How can you determine which cases are important and which would be a waste of money?
That is where individual studies, academic studies and national studies can show the benefits and determine where this is important. We know for BRCA-associated ovarian cancer, genetics is very important. Pathology can lead you to suspect that a patient has a BRCA-mutated tumor but you can't diagnose it without genetics, and that is going to affect treatment.
On the other hand, microsatellite instability testing can be done at a pathology laboratory with the immunohistochemistry. In some cases, you need to augment that with germline genetics. Depending on the situation, with some difficult to diagnosis tumors, such as high-grade endometrial cancers, it can be hard to determine whether it is endometrioid or serous. A panel of protein markers can help to distinguish this and we've known that for a long time. You don't always need genetics to make that diagnosis.

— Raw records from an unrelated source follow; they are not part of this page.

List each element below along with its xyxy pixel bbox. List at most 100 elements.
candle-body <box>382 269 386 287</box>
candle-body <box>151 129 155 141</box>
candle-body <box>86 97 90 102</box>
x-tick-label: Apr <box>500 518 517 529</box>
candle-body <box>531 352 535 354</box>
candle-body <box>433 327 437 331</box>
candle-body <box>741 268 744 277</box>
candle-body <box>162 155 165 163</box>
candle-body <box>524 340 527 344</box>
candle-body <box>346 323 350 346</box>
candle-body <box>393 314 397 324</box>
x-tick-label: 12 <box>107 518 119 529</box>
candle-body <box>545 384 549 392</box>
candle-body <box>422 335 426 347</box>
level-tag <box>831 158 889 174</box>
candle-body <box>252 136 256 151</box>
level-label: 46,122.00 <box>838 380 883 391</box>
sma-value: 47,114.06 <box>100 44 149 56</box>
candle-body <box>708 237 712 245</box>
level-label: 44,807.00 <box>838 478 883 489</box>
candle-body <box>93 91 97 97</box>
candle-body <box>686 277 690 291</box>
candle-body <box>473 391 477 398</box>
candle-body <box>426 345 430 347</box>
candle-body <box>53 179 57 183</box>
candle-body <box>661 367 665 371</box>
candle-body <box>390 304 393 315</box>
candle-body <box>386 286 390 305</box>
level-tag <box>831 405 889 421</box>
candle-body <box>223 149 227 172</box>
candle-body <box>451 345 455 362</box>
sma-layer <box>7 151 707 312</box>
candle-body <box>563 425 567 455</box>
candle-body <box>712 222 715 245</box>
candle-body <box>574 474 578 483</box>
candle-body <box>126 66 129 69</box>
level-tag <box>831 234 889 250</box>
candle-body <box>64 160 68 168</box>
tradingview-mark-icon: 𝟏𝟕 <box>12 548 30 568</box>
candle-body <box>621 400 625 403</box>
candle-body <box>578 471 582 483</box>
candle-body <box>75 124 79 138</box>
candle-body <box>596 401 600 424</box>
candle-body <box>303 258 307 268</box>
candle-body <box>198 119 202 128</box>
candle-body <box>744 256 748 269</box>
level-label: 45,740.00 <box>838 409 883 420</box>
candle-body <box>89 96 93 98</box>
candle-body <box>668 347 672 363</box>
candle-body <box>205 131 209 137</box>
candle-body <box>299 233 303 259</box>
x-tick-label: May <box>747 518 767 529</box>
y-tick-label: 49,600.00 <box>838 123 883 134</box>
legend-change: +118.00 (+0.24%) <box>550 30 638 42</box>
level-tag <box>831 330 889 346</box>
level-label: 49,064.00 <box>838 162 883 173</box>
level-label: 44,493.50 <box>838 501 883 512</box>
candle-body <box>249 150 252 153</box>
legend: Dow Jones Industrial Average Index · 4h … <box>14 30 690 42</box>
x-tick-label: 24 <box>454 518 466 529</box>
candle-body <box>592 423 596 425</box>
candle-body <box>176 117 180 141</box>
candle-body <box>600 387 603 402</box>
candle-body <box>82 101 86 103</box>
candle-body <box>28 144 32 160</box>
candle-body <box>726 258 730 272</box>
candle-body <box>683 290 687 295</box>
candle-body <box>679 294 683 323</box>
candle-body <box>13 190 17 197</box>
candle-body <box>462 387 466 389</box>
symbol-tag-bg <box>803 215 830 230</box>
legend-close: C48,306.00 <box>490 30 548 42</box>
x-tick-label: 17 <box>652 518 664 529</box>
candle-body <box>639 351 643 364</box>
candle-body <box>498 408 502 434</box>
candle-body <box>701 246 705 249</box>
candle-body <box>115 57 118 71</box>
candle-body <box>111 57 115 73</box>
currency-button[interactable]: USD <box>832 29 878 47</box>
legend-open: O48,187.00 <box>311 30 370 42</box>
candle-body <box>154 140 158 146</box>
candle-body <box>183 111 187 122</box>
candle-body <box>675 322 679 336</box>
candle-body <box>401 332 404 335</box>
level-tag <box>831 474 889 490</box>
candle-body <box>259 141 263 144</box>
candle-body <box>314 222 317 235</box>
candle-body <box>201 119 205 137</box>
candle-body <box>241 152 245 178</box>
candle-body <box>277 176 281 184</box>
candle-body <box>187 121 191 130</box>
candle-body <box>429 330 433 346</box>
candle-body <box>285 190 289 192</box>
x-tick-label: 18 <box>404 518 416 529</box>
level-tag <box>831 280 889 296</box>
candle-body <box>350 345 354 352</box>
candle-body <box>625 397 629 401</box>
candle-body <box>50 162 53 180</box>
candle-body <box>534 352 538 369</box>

At what stage should patients with ovarian and endometrial cancer be tested for BRCA1/2 mutations?
Every newly-diagnosed patient with ovarian cancer should undergo genetic testing for BRCA1/2 mutations.
We don't do routine testing in endometrial cancer for BRCA1/2, however we do screening for Lynch syndrome, which can sometimes be related to germline mutations in other types of DNA mismatched repair genes. We start with testing the tumor as a screening test and then a subset of patients who have abnormal protein screening tests with immunohistochemistry will then go on to have germline testing to determine if they carry an inherited mutation, and then mismatch repair gene. We're not doing too much BRCA testing for endometrial cancers at present.
Why is that?
The data that suggests the link between uterine cancer and BRCA mutations is very weak. There are a few papers that have suggested such a link, but most are based on a very small handful of studies. If there is an association between BRCA mutations and endometrial cancer, it's probably very small.
Is there a difference in treatment recommendations for germline versus somatic BRCA mutations?
Is there anything from your presentation that you want to specifically highlight?
With the recent FDA approval of multiple PARP inhibitors, some indicated for women who have BRCA mutations and some indicated for any patient with ovarian cancer, it becomes slightly more controversial to know when to do genetic testing and when to administer a PARP inhibitor. PARP inhibitors are approved for the maintenance setting but they also carry toxicity, making it important to have a careful discussion between a doctor and patient to determine the risks and benefits of using a PARP inhibitor in the maintenance or remission setting, or when the tumor has recurred and is being used for active treatment.